LAWS(BOM)-1982-12-11

RAMKRISHNA NARAYAN PATEKAR Vs. STATE OF MAHARASHTRA

Decided On December 23, 1982
RAMKRISHNA NARAYAN PATEKAR Appellant
V/S
STATE OF MAHARASHTRA Respondents

JUDGEMENT

(1.) The petitioner was prosecuted for offence under section 66(1)(b) of the Bombay Prohibition Act in a Summary Case No. 180/1981. It is alleged by the prosecution that the petitioner was found dealing in liquor behind the temple of Kholaba at village Anjangaon, Taluka Madha, District Solapur in the evening on January 14, 1980. The police party was on patrolling duty and they received an information about the said dealing in illicit liquor. A raid was conducted and the petitioner was found with a liquor can and a glass and it is, thereafter, that the sample was taken and was sent to the Chemical Analyser and after the receipt of the report from the Chemial Analyser, the prosecution was launched against the accused.

(2.) The accused pleaded not guilty to the charge framed by the learned Magistrate. On consideration of the evidence on record, the learned Magistrate, by his order dated August 6, 1981, was pleased to convict the petitioner under section 66(1)(b) of the Bombay Prohibition Act and sentenced him to suffer rigorous imprisonment for 4 months and to pay a fine of Rs. 750/- or in default to rigorous imprisonment for 3 months. This conviction and sentence was challenge before the learned Sessions Judge, Solapur. The learned Judge of Solapur was pleased to dismiss the appeal by judgment and order dated July 12, 1982.

(3.) Mr.

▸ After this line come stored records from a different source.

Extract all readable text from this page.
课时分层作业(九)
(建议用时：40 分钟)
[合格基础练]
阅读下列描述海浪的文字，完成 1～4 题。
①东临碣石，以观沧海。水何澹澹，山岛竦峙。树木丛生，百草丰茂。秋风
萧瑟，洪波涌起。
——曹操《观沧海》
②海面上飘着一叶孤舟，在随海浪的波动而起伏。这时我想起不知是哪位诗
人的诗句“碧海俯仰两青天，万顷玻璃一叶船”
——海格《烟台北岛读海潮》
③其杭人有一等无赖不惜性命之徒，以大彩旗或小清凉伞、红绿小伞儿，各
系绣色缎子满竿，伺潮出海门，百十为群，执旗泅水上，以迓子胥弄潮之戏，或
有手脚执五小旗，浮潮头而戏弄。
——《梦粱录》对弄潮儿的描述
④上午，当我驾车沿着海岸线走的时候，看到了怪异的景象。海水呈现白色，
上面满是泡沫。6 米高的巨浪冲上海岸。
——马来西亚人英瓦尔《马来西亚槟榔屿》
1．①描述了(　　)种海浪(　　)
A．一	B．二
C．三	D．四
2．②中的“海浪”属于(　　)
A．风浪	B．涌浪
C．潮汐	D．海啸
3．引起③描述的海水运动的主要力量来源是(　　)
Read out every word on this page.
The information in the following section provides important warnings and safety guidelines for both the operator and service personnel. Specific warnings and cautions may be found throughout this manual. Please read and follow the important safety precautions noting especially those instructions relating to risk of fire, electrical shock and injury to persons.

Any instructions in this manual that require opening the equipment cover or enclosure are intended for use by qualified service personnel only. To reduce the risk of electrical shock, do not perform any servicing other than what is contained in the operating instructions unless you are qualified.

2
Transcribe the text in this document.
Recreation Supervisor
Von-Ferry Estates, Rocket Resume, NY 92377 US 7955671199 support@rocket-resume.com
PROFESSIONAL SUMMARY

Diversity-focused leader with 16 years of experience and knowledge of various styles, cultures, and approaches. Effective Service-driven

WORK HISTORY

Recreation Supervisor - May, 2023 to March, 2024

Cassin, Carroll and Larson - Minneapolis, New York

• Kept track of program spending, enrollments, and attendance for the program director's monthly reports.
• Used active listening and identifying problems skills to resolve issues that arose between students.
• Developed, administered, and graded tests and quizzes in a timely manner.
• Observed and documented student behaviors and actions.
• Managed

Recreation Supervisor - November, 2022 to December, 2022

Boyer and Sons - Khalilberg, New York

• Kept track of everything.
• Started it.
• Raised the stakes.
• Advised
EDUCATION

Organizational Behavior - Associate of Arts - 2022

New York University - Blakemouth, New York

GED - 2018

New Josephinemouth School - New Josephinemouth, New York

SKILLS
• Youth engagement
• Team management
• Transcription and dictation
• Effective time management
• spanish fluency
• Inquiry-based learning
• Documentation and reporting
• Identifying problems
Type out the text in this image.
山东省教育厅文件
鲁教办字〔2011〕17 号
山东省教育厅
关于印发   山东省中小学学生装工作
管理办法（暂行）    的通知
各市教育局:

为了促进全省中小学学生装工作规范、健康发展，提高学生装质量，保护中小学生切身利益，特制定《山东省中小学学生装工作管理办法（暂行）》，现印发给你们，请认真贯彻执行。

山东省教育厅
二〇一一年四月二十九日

P.S. Patankar, the learned Counsel, appearing on behalf of the petitioner contended that the prosecution has failed to establish that the Chemical Analysers report was in respect of the bottles seized or attached in the raid and that the accused was in possession thereof. Mr. Patnakar pointed out a number of infirmities in the case. It is contended by Mr. Patankar that there was no C.R. number put on the label at the time of the Panchanama. It was stated that the paper seal was put on the attached goods while sending the same to Chemical Analyser, but it was found that there was a wax seal. The person who carried the articles to the Chemical Analyser has not been examined. Even his statement was on recorded by the police. The muddemal article itself was not produced, even though asked for. And lastly it is pointed out that the Investigating Officer Dattoba More (Police Jamadar) who is examined as P.W. 3, admitted in the cross-examination that he had overwritten No. 7 of Cr. No. 47, on No. 6 at Ex. 8. There is much substance in this contention. A number of infirmities shown by the learned Counsel creates a doubt as to whether the articles said to be in possession of the accused were really sent to the Chemical Analyser. If there is a doubt the benefit must go to the accused. The admission on the part of Dattoba More (Police Jamadar P.W. 3) that he had over written No. 7 of Cr. No. 47, on no. 6 at Ex. 8 re-enforces that doubt whether really same goods were sent to the Chemical Analyser for examination. In the said circumstances it is not possible to hold that the prosecution has proved nexus with the report and the articles attached during the raid. In view of this infirmity and a serious doubt about as to the report of the Chemical Analyser the petitioner should get the benefit of doubt.